Three northeastern US states this week signed up for a cumulative 1,200 megawatts (MW) of offshore wind power, and hinted at even more ambitious goals in the future. It’s been a long time coming.
The US east coast’s premier project, Cape Wind, finally died in 2017after a decade of protests from residents who objected to obstructed views and risks to wildlife (including the Kennedy political dynasty and billionaire William Koch). The three commitments made this week take up the mantle from that failed project.
On May 23, Massachusetts’s awarded its first offshore-wind contract to Vineyard Wind for a 800 MW, 100-turbine farm to be built further offshore then previous projects were planned for, in order to avoid local opposition. It will fulfill the first half of a legal commitment, made in a 2016 energy law, by the state to purchase 1,600 megawatts of offshore wind.
Massachusetts’s neighbor Rhode Island followed suit, contracting its own 400 MW, 50-turbine project with Deepwater Wind, the company behind the 30-MW Block Island Wind Project, the US’s first offshore wind farm, completed in 2016. That will help Rhode Island reach its goal of increasing the state’s renewable-energy capacity 10-fold (to 1,000 MW) by 2020. Both wind farms will be built in the Wind Energy Area, 164,750 acres of federal waters between Block Island and Martha’s Vineyard designated for wind development.
Finally, New Jersey passed a new law that set a 3,500 MW offshore-wind goal for the state. The state had already begun to embrace offshore wind since the new governor Phil Murphy ordered state agencies in January to procure 1,100 MW of offshore wind.
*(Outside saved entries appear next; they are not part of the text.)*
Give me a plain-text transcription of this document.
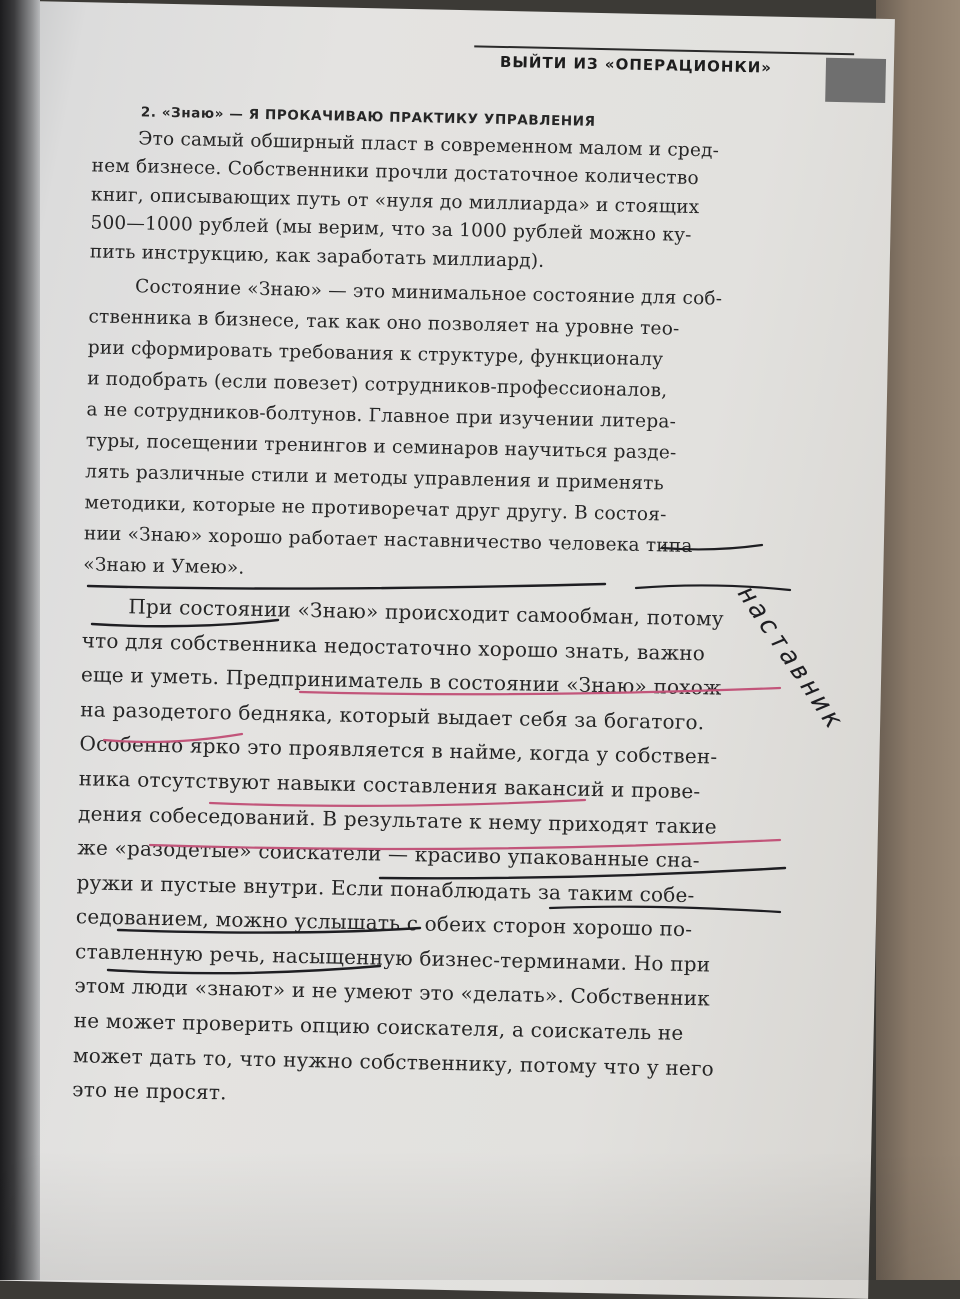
ВЫЙТИ ИЗ «ОПЕРАЦИОНКИ»
2. «Знаю» — Я ПРОКАЧИВАЮ ПРАКТИКУ УПРАВЛЕНИЯ
Это самый обширный пласт в современном малом и сред-
нем бизнесе. Собственники прочли достаточное количество
книг, описывающих путь от «нуля до миллиарда» и стоящих
500—1000 рублей (мы верим, что за 1000 рублей можно ку-
пить инструкцию, как заработать миллиард).
Состояние «Знаю» — это минимальное состояние для соб-
ственника в бизнесе, так как оно позволяет на уровне тео-
рии сформировать требования к структуре, функционалу
и подобрать (если повезет) сотрудников-профессионалов,
а не сотрудников-болтунов. Главное при изучении литера-
туры, посещении тренингов и семинаров научиться разде-
лять различные стили и методы управления и применять
методики, которые не противоречат друг другу. В состоя-
нии «Знаю» хорошо работает наставничество человека типа
«Знаю и Умею».
При состоянии «Знаю» происходит самообман, потому
что для собственника недостаточно хорошо знать, важно
еще и уметь. Предприниматель в состоянии «Знаю» похож
на разодетого бедняка, который выдает себя за богатого.
Особенно ярко это проявляется в найме, когда у собствен-
ника отсутствуют навыки составления вакансий и прове-
дения собеседований. В результате к нему приходят такие
же «разодетые» соискатели — красиво упакованные сна-
ружи и пустые внутри. Если понаблюдать за таким собе-
седованием, можно услышать с обеих сторон хорошо по-
ставленную речь, насыщенную бизнес-терминами. Но при
этом люди «знают» и не умеют это «делать». Собственник
не может проверить опцию соискателя, а соискатель не
может дать то, что нужно собственнику, потому что у него
это не просят.
наставник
All together, the Union of Concerned Scientists estimates the new contracted wind farms will offset emission equivalent to removing about 270,000 cars from the road while powering more than 600,000 households. The organizations reports this is just the beginning. Connecticut, New York, Maryland, and Virginia are all planning to add offshore wind into their renewable energy mixes. That’s a drop in the bucket compared to Europe, but the Department of Energy expects US offshore wind capacity to grow from 30MW today to 22,000 MW by 2030.
There’s no lack of wind off the Atlantic coastline of the US. “We could run the whole east coast on offshore wind,” Amory Lovins, co-founder of the Rocky Mountain Institute, a sustainability research firm, told The New York Times (paywall). The offshore-wind industry has hit its stride after Europe’s massive investments helped refine turbines, and drive down prices. The development of bigger, more efficient turbines means Europe’s offshore wind farms have been price competitive with conventional power sources since 2017. Similarly, a recent Lawrence Berkeley National Laboratory study found electricity generated from offshore wind will soon be cheaper than comparable onshore wind power in New York and several New England states.
The offshore building spree in the US has likely just begun.